On 12/19/2011 02:44 PM, Eric Blake wrote:
On 12/17/2011 10:22 PM, Gary V. Vaughan wrote:
We should try to minimise forks, especially on Windows where they are
+# unreasonably slow, so skip the feature probes when bash is being used:
+if test set = "${BASH_VERSION+set}"; then
+ : ${lt_HAVE_ARITH_OP="yes"}
+ : ${lt_HAVE_XSI_OPS="yes"}
+ # The += operator was introduced in bash 3.1
+ test -z "$lt_HAVE_PLUSEQ_OP" \
+&& test 3000 -lt "$((${BASH_VERSINFO[0]}*1000 + ${BASH_VERSINFO[1]}))" \
This MUST be hidden behind an eval.
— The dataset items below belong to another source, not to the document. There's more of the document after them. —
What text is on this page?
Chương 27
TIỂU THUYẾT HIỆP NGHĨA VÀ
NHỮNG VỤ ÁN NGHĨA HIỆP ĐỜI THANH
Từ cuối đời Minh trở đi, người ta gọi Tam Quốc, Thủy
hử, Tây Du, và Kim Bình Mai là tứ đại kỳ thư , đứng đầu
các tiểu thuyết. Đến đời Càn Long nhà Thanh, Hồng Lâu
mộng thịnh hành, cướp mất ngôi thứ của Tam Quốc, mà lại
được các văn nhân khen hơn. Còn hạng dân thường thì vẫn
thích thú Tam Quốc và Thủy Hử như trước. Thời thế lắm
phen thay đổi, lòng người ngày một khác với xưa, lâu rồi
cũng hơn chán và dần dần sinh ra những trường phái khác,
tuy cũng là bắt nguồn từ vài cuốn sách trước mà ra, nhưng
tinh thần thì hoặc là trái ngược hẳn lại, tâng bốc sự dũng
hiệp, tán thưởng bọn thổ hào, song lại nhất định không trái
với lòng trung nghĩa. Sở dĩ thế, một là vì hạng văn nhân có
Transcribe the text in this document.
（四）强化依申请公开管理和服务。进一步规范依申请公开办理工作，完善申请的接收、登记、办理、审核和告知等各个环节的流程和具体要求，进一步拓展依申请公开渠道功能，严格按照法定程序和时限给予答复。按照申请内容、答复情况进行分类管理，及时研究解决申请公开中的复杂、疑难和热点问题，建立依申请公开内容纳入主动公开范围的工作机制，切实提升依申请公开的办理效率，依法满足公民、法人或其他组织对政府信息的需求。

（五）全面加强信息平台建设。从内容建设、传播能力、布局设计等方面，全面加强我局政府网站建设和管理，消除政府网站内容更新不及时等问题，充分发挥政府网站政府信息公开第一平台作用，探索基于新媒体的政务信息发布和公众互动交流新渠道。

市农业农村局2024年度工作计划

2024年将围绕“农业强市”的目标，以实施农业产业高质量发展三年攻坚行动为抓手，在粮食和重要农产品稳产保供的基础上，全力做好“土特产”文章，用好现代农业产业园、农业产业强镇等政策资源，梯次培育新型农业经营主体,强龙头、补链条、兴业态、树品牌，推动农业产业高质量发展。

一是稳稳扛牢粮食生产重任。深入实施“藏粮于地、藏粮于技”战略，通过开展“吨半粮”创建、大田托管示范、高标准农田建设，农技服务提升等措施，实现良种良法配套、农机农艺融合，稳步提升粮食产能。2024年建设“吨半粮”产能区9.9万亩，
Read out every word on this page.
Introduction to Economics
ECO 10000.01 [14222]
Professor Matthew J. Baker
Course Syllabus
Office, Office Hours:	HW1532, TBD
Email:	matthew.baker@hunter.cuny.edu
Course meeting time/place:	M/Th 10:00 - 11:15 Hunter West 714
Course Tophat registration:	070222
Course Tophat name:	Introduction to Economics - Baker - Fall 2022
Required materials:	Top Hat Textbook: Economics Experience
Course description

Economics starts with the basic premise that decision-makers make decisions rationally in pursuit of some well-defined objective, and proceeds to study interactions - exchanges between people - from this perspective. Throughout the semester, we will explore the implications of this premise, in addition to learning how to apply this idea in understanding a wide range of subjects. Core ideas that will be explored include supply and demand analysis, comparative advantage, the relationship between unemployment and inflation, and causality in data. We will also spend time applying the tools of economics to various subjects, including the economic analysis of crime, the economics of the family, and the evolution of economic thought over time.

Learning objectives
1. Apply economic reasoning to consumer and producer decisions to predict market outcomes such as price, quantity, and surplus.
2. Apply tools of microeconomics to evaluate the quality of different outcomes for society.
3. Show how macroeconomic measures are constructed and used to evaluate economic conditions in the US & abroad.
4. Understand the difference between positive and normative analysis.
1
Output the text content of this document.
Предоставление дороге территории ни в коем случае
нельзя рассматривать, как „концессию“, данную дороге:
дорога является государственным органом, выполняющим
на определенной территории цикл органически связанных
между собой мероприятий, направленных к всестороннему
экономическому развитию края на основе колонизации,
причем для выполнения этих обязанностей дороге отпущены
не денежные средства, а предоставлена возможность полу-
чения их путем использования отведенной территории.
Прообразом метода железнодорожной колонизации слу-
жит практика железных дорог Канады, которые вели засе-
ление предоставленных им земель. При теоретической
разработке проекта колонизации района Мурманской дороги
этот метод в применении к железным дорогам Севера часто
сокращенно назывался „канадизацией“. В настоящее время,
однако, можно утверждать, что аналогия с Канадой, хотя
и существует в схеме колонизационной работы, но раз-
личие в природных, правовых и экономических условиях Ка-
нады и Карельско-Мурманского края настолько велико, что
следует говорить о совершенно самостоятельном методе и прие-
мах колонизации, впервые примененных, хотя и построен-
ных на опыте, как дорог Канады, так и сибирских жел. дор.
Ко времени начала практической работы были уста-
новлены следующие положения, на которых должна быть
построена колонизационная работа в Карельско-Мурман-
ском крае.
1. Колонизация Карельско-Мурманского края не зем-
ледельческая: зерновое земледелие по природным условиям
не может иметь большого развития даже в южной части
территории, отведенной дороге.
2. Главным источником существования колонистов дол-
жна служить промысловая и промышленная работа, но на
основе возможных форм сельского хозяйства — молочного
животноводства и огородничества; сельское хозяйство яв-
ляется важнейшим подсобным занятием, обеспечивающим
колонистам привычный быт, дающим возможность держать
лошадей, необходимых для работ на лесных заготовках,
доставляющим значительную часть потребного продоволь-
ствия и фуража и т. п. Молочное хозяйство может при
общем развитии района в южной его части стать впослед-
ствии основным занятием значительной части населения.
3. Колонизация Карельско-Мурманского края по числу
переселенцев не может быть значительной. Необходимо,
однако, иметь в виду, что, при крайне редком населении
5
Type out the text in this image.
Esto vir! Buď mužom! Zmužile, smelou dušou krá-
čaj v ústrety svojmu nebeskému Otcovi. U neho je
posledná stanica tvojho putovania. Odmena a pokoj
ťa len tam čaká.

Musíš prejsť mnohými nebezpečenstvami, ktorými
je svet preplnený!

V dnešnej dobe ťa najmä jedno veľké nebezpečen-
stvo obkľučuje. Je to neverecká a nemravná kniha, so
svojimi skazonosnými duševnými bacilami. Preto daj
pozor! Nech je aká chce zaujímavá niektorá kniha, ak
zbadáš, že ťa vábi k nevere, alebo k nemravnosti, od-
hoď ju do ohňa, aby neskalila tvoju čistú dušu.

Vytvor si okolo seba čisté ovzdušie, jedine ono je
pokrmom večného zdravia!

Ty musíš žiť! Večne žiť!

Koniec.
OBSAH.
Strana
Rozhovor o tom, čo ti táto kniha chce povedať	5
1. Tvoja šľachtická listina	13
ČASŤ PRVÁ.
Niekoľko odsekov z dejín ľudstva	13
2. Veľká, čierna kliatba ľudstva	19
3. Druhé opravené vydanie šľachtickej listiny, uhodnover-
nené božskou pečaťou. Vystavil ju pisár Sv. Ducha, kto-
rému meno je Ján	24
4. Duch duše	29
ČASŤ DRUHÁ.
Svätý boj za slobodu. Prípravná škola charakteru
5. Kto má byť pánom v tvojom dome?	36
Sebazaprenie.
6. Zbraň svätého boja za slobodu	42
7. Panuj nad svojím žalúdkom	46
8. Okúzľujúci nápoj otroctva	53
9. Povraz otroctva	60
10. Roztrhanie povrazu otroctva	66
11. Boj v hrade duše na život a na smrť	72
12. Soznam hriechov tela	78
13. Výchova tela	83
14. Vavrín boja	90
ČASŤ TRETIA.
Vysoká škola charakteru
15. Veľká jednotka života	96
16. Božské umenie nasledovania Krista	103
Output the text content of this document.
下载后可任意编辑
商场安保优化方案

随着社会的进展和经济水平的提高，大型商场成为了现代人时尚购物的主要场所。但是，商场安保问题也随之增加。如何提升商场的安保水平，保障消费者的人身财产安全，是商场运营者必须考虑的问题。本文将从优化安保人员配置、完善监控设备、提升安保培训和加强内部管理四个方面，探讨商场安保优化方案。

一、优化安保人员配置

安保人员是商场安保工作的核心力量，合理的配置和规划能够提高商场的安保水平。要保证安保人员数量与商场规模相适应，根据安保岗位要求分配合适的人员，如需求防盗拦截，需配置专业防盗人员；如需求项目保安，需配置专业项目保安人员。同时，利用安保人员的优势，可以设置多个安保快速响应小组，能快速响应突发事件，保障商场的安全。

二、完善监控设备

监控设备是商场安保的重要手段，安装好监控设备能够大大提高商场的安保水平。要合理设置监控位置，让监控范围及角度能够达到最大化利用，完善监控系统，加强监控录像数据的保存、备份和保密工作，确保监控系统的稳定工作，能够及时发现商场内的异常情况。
Otherwise, shells like Solaris
/bin/sh will choke on trying to parse this line:
$ /bin/sh -c 'echo "$((${BASH_VERSINFO[0]}*1000 + \
${BASH_VERSINFO[1]}))"'
/bin/sh: bad substitution
In truth, for Solaris /bin/sh, protecting the problematic construct with
an "if"
clause is enough:
$ /bin/sh -c 'if false; then \
echo "$((${BASH_VERSINFO[0]}*1000 + ${BASH_VERSINFO[1]}))"; \
fi; \
echo OK'
OK
But, as I've shown, that is not enough for dash and NetBSD /bin/sh:
$ dash -c 'if false; then \
echo "$((${BASH_VERSINFO[0]}*1000 + ${BASH_VERSINFO[1]}))"; \
fi; \
echo OK'
dash: Syntax error: Bad substitution
So you're still right about the need to use an eval (or to rework the
code so that
it doesn't try to to reference array variables).